NEW YORK--Ten women, some of them in wigs, some without eyebrows or eyelashes, sat around a conference table spread with make-up. They were at a free "Improve Your Appearance" clinic at Cancer Care, Inc., where a cosmetician was demonstrating how make-up can improve the special beauty problems that come with chemotherapy.
The women watched intently as cosmetician Kathy Pomerance used a brush and powder to give a woman named Jeanette natural looking eyebrows. Jeanette was pleased. "They don't have experience with someone like me at the department stores," she said. "They just make you, you know, Joan Crawford eyebrows."
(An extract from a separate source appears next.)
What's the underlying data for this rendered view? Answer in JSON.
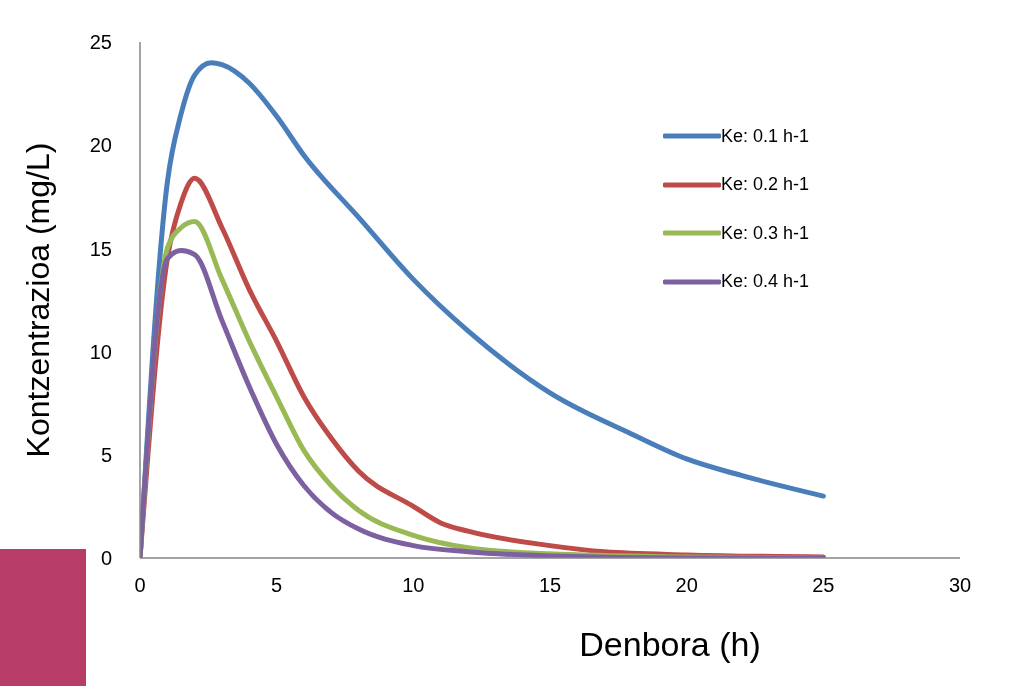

Looking normal while undergoing treatment is one of the problems cancer patients face, said Carolyn Messner, ACSW, BCD, director of education and training at Cancer Care. The agency was founded in 1944 to help cancer patients and their families cope with the impact of cancer. Today it is the largest agency in the country providing professional full-time social services as well as financial aid to cancer patients.
"Cancer patients, in general, are much more functional than they were 10 or 20 years ago. They are able to go back to work full time and manage their family responsibilities," Ms. Messner said. "They have to be able to return to their social roles and the workplace looking like they have always looked. Make-up allows them to look like themselves--sometimes even better."
Cosmeticians, like hairdressers, get to hear their clients' innermost thoughts and feelings. "Working with the youngest women is the hardest," Ms. Pomerance said. "Their lives and their families' lives are changed so radically, so early."
But none of the women, whatever their age, appear bitter," said Ms. Pomerance, a freelance make-up artist who specializes in paramedical camouflage (cosmetics for burn and accident victims) and does make-up at a Manhattan boutique for women who have had mastectomies. "What's gratifying is their enthusiasm. It's fun and exciting to see them looking healthier and feeling prettier," she said.
Ms. Pomerance was also enthusiastic as she talked to the women at the Cancer Care clinic. "Something else to think about when you're going through chemo is bright colors. Think bright! Don't be afraid to use color because it will counteract sallowness."